When to Use MOO Orders

Traders and investors use MOO orders when market conditions warrant buying or selling shares at the open. For instance, during earnings season, most companies report results after markets close. Price movement typically follows on the next trading day. Unlike a Limit-on-Open (LOO) order, MOO orders do not specify a limit price.

Brokers may use MOO orders to close error positions, which are often not discovered until trades are booked at the end of the trading day. To minimize risk, these orders ensure that errors are closed out as early as possible on the following day.

Example of a Market-on-Open Order

Assume an investor holds 1,000 shares in Intel, which has just reported that its sales and earnings for the next quarter will be below analysts’ estimates. The stock trades lower in the after-hours market, and the investor believes it will continue to decline sharply throughout the next day. They would enter a MOO order, expecting the stock to open at a lower price and close even lower.

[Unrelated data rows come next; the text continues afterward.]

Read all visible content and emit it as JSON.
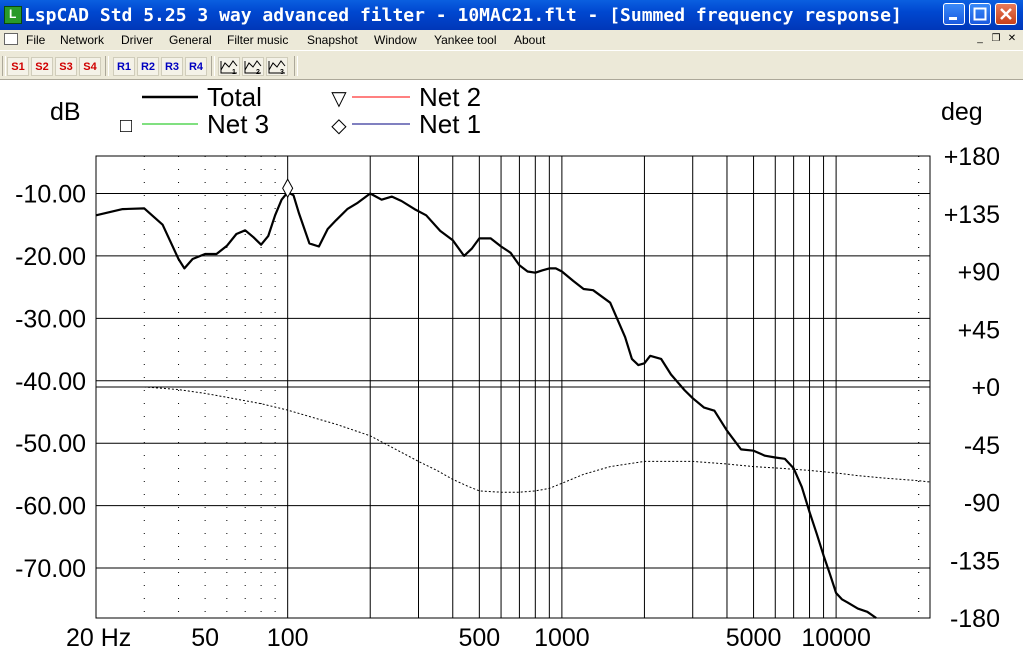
{
  "window": {
    "title": "LspCAD Std 5.25 3 way advanced filter - 10MAC21.flt - [Summed frequency response]",
    "controls": [
      "minimize",
      "maximize",
      "close"
    ]
  },
  "menu": {
    "items": [
      "File",
      "Network",
      "Driver",
      "General",
      "Filter music",
      "Snapshot",
      "Window",
      "Yankee tool",
      "About"
    ]
  },
  "toolbar": {
    "snapshot_buttons": [
      "S1",
      "S2",
      "S3",
      "S4"
    ],
    "recall_buttons": [
      "R1",
      "R2",
      "R3",
      "R4"
    ],
    "icon_buttons": [
      "export-1-icon",
      "export-2-icon",
      "export-3-icon"
    ],
    "colors": {
      "snapshot": "#d00000",
      "recall": "#0000c0"
    }
  },
  "chart_data": {
    "type": "line",
    "left_axis_label": "dB",
    "right_axis_label": "deg",
    "x_scale": "log",
    "xlim": [
      20,
      22000
    ],
    "ylim_left": [
      -78,
      -4
    ],
    "ylim_right": [
      -180,
      180
    ],
    "x_tick_labels": [
      {
        "v": 20,
        "label": "20 Hz"
      },
      {
        "v": 50,
        "label": "50"
      },
      {
        "v": 100,
        "label": "100"
      },
      {
        "v": 500,
        "label": "500"
      },
      {
        "v": 1000,
        "label": "1000"
      },
      {
        "v": 5000,
        "label": "5000"
      },
      {
        "v": 10000,
        "label": "10000"
      }
    ],
    "left_tick_labels": [
      "-10.00",
      "-20.00",
      "-30.00",
      "-40.00",
      "-50.00",
      "-60.00",
      "-70.00"
    ],
    "left_tick_values": [
      -10,
      -20,
      -30,
      -40,
      -50,
      -60,
      -70
    ],
    "right_tick_labels": [
      "+180",
      "+135",
      "+90",
      "+45",
      "+0",
      "-45",
      "-90",
      "-135",
      "-180"
    ],
    "right_tick_values": [
      180,
      135,
      90,
      45,
      0,
      -45,
      -90,
      -135,
      -180
    ],
    "legend": [
      {
        "name": "Total",
        "marker": "",
        "color": "#000000"
      },
      {
        "name": "Net 2",
        "marker": "▽",
        "color": "#ff0000"
      },
      {
        "name": "Net 3",
        "marker": "□",
        "color": "#00c000"
      },
      {
        "name": "Net 1",
        "marker": "◇",
        "color": "#000080"
      }
    ],
    "series": [
      {
        "name": "Total",
        "axis": "left",
        "x": [
          20,
          25,
          30,
          35,
          40,
          42,
          45,
          50,
          55,
          60,
          65,
          70,
          75,
          80,
          85,
          90,
          95,
          100,
          105,
          110,
          120,
          130,
          140,
          150,
          165,
          180,
          200,
          220,
          240,
          260,
          290,
          320,
          360,
          400,
          440,
          470,
          500,
          550,
          600,
          650,
          700,
          750,
          800,
          850,
          900,
          950,
          1000,
          1100,
          1200,
          1300,
          1500,
          1700,
          1800,
          1900,
          2000,
          2100,
          2300,
          2500,
          2800,
          3000,
          3300,
          3600,
          4000,
          4500,
          5000,
          5500,
          6000,
          6500,
          7000,
          7500,
          8000,
          8500,
          9000,
          9500,
          10000,
          10500,
          11000,
          12000,
          13000,
          14000
        ],
        "y": [
          -13.5,
          -12.5,
          -12.4,
          -15,
          -20.5,
          -22,
          -20.5,
          -19.7,
          -19.7,
          -18.4,
          -16.5,
          -15.9,
          -17.0,
          -18.2,
          -16.8,
          -13.5,
          -11.0,
          -9.8,
          -10.3,
          -13.2,
          -18.0,
          -18.5,
          -15.7,
          -14.3,
          -12.5,
          -11.5,
          -10.0,
          -11.0,
          -10.5,
          -11.2,
          -12.5,
          -13.5,
          -16.0,
          -17.5,
          -20.0,
          -18.8,
          -17.2,
          -17.2,
          -18.5,
          -19.5,
          -21.5,
          -22.5,
          -22.7,
          -22.3,
          -22.0,
          -22.0,
          -22.5,
          -24.0,
          -25.3,
          -25.5,
          -27.5,
          -33.0,
          -36.5,
          -37.5,
          -37.2,
          -36.0,
          -36.5,
          -39.0,
          -41.5,
          -42.8,
          -44.3,
          -44.8,
          -48.0,
          -51.0,
          -51.2,
          -52.0,
          -52.3,
          -52.5,
          -54.0,
          -57.0,
          -61.0,
          -64.5,
          -68.0,
          -71.0,
          -74.0,
          -75.0,
          -75.5,
          -76.5,
          -77.0,
          -78.0
        ]
      },
      {
        "name": "",
        "axis": "right",
        "style": "dotted",
        "x": [
          20,
          30,
          35,
          40,
          50,
          60,
          80,
          100,
          120,
          150,
          200,
          250,
          300,
          350,
          400,
          450,
          500,
          600,
          700,
          800,
          900,
          1000,
          1200,
          1500,
          2000,
          3000,
          4000,
          5000,
          6000,
          8000,
          10000,
          12000,
          15000,
          20000,
          22000
        ],
        "y": [
          0,
          0,
          -1,
          -2,
          -5,
          -8,
          -13,
          -18,
          -23,
          -29,
          -38,
          -49,
          -58,
          -65,
          -72,
          -77,
          -81,
          -82,
          -82,
          -81,
          -79,
          -75,
          -68,
          -62,
          -58,
          -58,
          -60,
          -62,
          -63,
          -65,
          -67,
          -69,
          -71,
          -73,
          -74
        ]
      }
    ],
    "grid": true
  }
}
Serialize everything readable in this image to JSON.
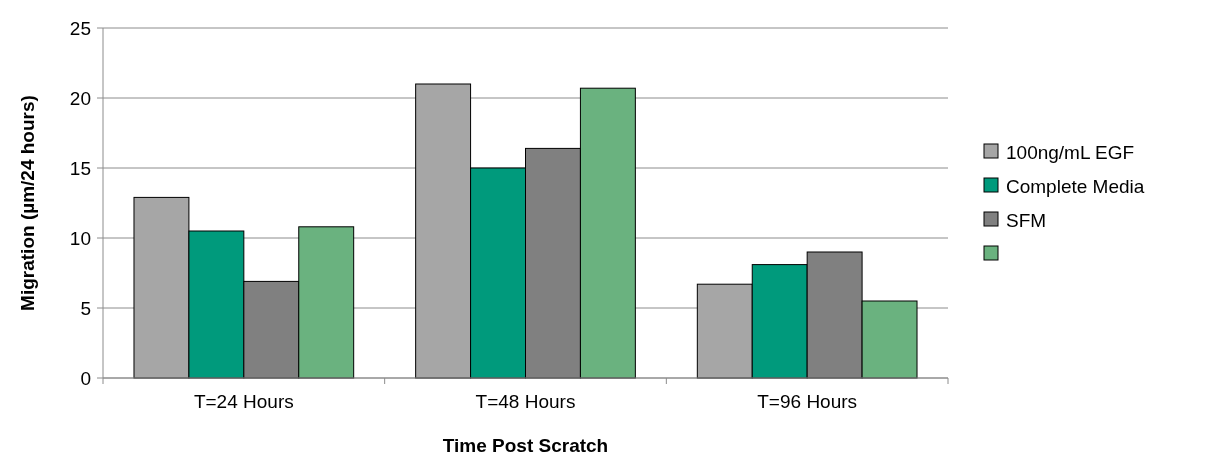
{
  "chart_data": {
    "type": "bar",
    "xlabel": "Time Post Scratch",
    "ylabel": "Migration (µm/24 hours)",
    "categories": [
      "T=24 Hours",
      "T=48 Hours",
      "T=96 Hours"
    ],
    "series": [
      {
        "name": "100ng/mL EGF",
        "color": "#a6a6a6",
        "values": [
          12.9,
          21,
          6.7
        ]
      },
      {
        "name": "Complete Media",
        "color": "#009a7c",
        "values": [
          10.5,
          15,
          8.1
        ]
      },
      {
        "name": "SFM",
        "color": "#808080",
        "values": [
          6.9,
          16.4,
          9
        ]
      },
      {
        "color": "#6ab27f",
        "values": [
          10.8,
          20.7,
          5.5
        ]
      }
    ],
    "ylim": [
      0,
      25
    ],
    "yticks": [
      0,
      5,
      10,
      15,
      20,
      25
    ],
    "grid": "y",
    "legend": "right"
  }
}
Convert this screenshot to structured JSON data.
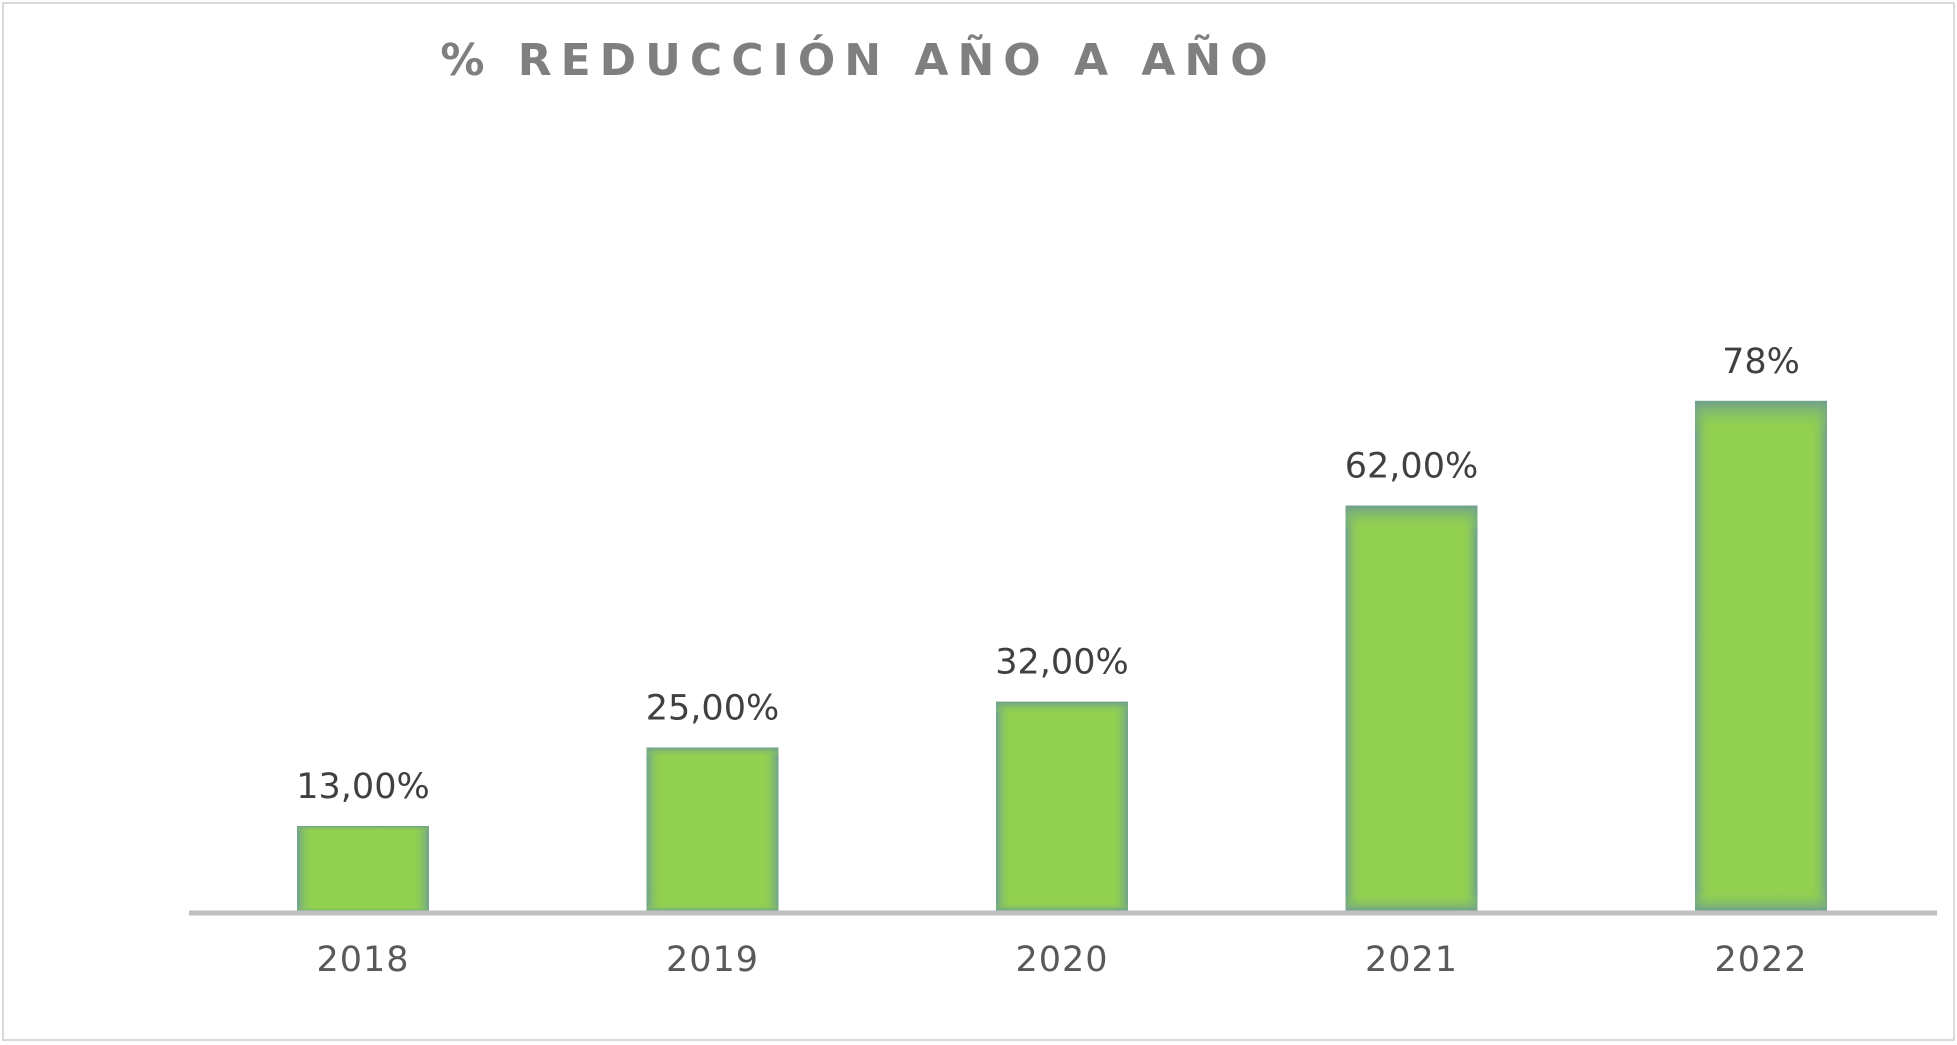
{
  "chart_data": {
    "type": "bar",
    "title": "% REDUCCIÓN AÑO A AÑO",
    "xlabel": "",
    "ylabel": "",
    "categories": [
      "2018",
      "2019",
      "2020",
      "2021",
      "2022"
    ],
    "values": [
      13,
      25,
      32,
      62,
      78
    ],
    "data_labels": [
      "13,00%",
      "25,00%",
      "32,00%",
      "62,00%",
      "78%"
    ],
    "ylim": [
      0,
      100
    ],
    "grid": false,
    "legend": "none",
    "colors": {
      "bar_fill": "#92d050",
      "bar_edge": "#6fa08f",
      "axis": "#bfbfbf",
      "title": "#7f7f7f",
      "label": "#404040"
    }
  }
}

The risk is that the investor receives Intel’s opening price, regardless of whether it’s down 5%, 10%, or 20%. Conversely, if the investor thinks that Intel may recover somewhat throughout the next trading day and prefers to hold their position instead of taking the opening market price, they could enter an LOO order. An LOO order specifies the price at which they are willing to sell their Intel shares, guaranteeing that the stock is not sold below their limit price. For instance, if the investor places an LOO order with a limit of $50, the shares would be sold on the open at the market price, as long as it is $50 or above.